Richard Burton: Analisis Keadilan Penilaian Hukum Sanksi Pajak
Pajak.com, Jakarta – Sistem self assessment memberikan kewenangan bagi otoritas pajak untuk melakukan penegakan hukum, seperti imbauan, pemeriksaan, pemeriksaan bukti permulaan, penyidikan, hingga penuntutan. Menurut akademisi sekaligus praktisi perpajakan Richard Burton, penegakan hukum memiliki konsekuensi sanksi yang bisa memberatkan Wajib Pajak atau sebaliknya—sebagai upaya menegakkan keadilan. Maka, penting bagi Richard Burton untuk analisis keadilan dalam penilaian hukum sanksi pajak tersebut.
”Diskursus pajak merupakan diskursus yang tidak terhindarkan karena sifatnya pasti terjadi. Karenanya benar yang dikatakan Benjamin Franklin, ‘In this world nothing can be said to be certain, except death and taxes’. Terlebih ketika dalam penegakan hukumnya, kepastian dan keadilannya kerap menjadi penilaian hukum berbagai pihak. Kajian penilaian hukum sanksi pajak semakin menarik dikaji ketika rumusannya bersinggungan erat dengan sanksi administrasi dan sanksi pidana. Kedua jenis sanksi menjadi pilihan sulit ketika rumusan normanya tidak tegas,” jelas Richard kepada Pajak.com, (28/11).

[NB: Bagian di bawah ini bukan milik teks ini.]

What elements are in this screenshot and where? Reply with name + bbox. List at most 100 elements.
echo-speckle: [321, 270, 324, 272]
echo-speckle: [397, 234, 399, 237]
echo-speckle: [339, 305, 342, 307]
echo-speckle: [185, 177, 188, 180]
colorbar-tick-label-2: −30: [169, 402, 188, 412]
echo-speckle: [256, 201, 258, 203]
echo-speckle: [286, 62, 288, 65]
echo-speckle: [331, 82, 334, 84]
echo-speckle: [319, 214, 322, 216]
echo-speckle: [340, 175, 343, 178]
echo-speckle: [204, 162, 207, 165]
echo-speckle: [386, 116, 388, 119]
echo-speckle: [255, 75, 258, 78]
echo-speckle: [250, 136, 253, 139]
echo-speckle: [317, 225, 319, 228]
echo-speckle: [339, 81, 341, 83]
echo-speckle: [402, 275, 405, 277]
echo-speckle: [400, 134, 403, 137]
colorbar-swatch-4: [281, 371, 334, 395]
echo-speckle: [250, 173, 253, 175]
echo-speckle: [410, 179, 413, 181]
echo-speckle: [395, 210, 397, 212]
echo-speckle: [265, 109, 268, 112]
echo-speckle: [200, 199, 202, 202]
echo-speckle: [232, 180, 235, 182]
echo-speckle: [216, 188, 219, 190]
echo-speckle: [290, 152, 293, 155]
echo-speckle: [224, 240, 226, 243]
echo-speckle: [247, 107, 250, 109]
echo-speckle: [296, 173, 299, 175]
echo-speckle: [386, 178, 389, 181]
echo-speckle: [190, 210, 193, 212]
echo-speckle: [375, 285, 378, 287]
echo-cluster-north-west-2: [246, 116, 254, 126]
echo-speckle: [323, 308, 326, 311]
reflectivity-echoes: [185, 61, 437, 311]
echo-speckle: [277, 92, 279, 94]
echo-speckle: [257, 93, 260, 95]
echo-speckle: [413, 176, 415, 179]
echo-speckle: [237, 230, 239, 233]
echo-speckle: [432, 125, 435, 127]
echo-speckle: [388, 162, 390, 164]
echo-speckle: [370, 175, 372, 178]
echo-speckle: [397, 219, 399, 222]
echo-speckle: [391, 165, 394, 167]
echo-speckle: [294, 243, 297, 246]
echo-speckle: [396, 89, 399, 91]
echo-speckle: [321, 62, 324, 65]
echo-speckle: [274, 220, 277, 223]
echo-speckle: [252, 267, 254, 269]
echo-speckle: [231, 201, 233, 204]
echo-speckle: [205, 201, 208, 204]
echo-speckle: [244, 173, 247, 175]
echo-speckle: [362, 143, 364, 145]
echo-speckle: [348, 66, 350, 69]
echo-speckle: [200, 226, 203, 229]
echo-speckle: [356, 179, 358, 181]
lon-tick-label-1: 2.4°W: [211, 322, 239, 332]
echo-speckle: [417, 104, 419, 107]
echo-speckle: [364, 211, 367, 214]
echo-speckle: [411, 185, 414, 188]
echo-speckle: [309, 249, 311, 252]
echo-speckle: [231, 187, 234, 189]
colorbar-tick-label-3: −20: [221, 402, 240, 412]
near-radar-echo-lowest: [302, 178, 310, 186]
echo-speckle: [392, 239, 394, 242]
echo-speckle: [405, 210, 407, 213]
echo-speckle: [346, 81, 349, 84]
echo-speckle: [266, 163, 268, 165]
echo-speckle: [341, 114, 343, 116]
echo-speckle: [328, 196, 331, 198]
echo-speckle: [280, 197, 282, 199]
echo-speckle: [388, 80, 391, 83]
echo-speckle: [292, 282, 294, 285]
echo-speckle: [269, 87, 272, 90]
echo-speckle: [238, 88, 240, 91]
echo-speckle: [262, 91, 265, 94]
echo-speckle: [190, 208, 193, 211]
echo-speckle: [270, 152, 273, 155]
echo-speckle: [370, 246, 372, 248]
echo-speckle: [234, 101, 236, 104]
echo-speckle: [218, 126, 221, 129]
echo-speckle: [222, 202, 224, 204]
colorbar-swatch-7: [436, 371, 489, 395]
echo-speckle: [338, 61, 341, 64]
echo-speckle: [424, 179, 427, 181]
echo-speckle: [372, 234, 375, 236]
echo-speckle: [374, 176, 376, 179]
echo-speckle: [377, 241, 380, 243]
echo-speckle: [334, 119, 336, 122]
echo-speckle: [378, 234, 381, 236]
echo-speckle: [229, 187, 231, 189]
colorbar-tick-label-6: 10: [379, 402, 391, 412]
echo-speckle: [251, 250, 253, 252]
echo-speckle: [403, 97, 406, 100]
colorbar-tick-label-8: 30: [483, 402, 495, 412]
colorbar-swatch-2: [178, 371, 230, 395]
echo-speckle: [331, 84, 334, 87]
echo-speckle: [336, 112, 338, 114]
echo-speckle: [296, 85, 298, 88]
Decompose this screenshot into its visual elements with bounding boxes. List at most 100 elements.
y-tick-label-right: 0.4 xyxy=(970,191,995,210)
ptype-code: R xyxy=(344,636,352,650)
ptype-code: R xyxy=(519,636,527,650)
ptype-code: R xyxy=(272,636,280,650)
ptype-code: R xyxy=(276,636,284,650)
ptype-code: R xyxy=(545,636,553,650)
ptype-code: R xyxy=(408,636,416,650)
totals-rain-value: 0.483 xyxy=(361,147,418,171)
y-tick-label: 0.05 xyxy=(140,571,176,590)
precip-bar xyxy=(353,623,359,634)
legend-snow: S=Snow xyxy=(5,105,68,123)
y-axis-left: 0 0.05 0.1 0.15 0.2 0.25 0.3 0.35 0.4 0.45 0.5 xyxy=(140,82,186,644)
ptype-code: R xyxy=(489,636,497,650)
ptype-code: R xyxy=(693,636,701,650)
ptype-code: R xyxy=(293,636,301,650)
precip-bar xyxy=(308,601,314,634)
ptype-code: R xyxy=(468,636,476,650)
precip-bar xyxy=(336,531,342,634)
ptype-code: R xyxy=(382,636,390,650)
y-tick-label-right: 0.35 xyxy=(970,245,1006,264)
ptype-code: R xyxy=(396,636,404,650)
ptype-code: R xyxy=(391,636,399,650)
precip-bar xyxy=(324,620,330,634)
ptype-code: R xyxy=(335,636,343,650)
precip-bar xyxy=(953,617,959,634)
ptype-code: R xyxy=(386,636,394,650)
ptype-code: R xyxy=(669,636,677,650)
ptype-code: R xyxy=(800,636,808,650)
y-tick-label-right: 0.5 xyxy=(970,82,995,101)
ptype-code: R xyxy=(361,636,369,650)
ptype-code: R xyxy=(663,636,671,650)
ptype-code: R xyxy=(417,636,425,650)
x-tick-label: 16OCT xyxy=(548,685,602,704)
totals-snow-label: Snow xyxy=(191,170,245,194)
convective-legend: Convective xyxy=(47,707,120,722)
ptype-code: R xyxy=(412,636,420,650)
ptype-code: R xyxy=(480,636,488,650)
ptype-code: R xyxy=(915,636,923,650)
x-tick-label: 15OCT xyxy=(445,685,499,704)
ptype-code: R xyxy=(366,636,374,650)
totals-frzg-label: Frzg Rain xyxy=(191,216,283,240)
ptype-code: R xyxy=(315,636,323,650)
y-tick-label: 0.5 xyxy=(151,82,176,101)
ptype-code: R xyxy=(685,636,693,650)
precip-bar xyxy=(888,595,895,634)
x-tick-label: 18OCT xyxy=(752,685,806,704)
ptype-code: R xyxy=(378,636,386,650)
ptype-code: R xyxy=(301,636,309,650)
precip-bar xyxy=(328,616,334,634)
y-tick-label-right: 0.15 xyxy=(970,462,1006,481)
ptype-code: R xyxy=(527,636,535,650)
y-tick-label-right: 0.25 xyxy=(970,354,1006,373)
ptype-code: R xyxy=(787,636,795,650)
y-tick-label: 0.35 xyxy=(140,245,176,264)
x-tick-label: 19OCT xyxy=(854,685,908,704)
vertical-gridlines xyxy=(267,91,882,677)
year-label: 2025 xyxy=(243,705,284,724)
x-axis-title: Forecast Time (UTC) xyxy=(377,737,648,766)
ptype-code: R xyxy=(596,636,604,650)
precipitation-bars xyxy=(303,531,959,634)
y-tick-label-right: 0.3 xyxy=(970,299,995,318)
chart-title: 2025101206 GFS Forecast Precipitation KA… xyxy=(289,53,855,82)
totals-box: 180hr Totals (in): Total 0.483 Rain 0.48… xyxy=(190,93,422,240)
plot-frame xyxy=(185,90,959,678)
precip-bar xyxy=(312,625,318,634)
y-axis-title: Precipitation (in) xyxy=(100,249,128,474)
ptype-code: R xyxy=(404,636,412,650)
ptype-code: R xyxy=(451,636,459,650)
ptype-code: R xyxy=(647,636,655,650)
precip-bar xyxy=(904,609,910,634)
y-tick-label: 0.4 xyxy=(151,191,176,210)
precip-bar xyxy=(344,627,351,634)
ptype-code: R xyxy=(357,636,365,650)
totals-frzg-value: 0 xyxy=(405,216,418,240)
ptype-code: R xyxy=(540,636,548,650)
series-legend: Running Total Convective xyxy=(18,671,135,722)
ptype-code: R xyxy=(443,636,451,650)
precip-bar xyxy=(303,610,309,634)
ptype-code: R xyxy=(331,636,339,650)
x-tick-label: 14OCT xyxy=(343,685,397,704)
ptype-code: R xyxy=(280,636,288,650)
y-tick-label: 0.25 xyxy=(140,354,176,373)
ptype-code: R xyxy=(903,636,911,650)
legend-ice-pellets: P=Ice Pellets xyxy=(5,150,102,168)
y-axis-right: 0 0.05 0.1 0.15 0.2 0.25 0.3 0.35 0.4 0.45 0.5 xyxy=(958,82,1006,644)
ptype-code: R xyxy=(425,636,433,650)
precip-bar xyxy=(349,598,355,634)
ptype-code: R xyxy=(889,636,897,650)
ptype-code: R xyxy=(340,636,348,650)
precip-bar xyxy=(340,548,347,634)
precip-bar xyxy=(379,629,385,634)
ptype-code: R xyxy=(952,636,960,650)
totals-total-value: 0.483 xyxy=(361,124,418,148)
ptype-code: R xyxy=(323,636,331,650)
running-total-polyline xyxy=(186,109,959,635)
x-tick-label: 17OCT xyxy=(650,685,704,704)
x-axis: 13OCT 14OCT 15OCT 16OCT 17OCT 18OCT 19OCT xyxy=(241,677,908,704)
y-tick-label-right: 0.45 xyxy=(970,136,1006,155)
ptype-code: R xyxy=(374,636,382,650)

Doktor Hukum Fakultas Jayabaya ini mengungkapkan, penilaian sanksi pajak akan menarik ketika membaca ragam putusan yang diterbitkan oleh Pengadilan Pajak, Pengadilan Negeri, Mahkamah Agung, hingga Mahkamah Konstitusi. Bahkan, perluasan dalam upaya peninjauan kembali telah ditetapkan sebesar 60 persen akan memberi makna bahwa sanksi pajak cukup memberatkan. Richard menegaskan, besaran itu telah ditetapkan dalam Pasal 27 ayat 51 Undang-Undang Nomor 7 Tahun 2021 tentang Undang – Undang Harmonisasi Peraturan Perpajakan (UU HPP).
”Diskursus pajak sesungguhnya juga hendak menyeimbangkan konsep (sifat) memaksa pajak dengan sikap patuh seseorang. Makna keseimbangan itu sendiri sejalan dengan ajaran kontrak sosial filsuf Rousseau, yang menghendaki pemenuhan hidup bersama terpenuhi melalui kesepakatan. Diskursus pajak menimbulkan pro kontra pada tataran pemaknaan norma dan penegakan hukumnya (law enforcement), maka tidak heran jika pajak sulit dipahami, terlebih normanya terus mengalami perubahan. Karenanya, kajian terhadap rumusan norma termasuk norma sanksi memerlukan rumusan jelas (lex certa) supaya mudah dipahami,” ujar Ketua Bidang PPL Perkumpulan Pengacara dan Praktisi Hukum Indonesia (P3HPI) ini.
FOTO: Aprilia Hariani
Oleh karena itu, Richard bersama Wirawan B. Ilyas berupaya mengurai benang-benang kompleksitas norma itu dalam buku berjudul Penilaian Hukum Sanksi Pajak. Keduanya lengkap menjelaskan tentang penegakan sanksi pidana pajak, mulai dari persoalan pemeriksaan bukti permulaan hingga pihak yang berwenang menghitung kerugian negara pun dijabarkan dibuku yang ditulisnya.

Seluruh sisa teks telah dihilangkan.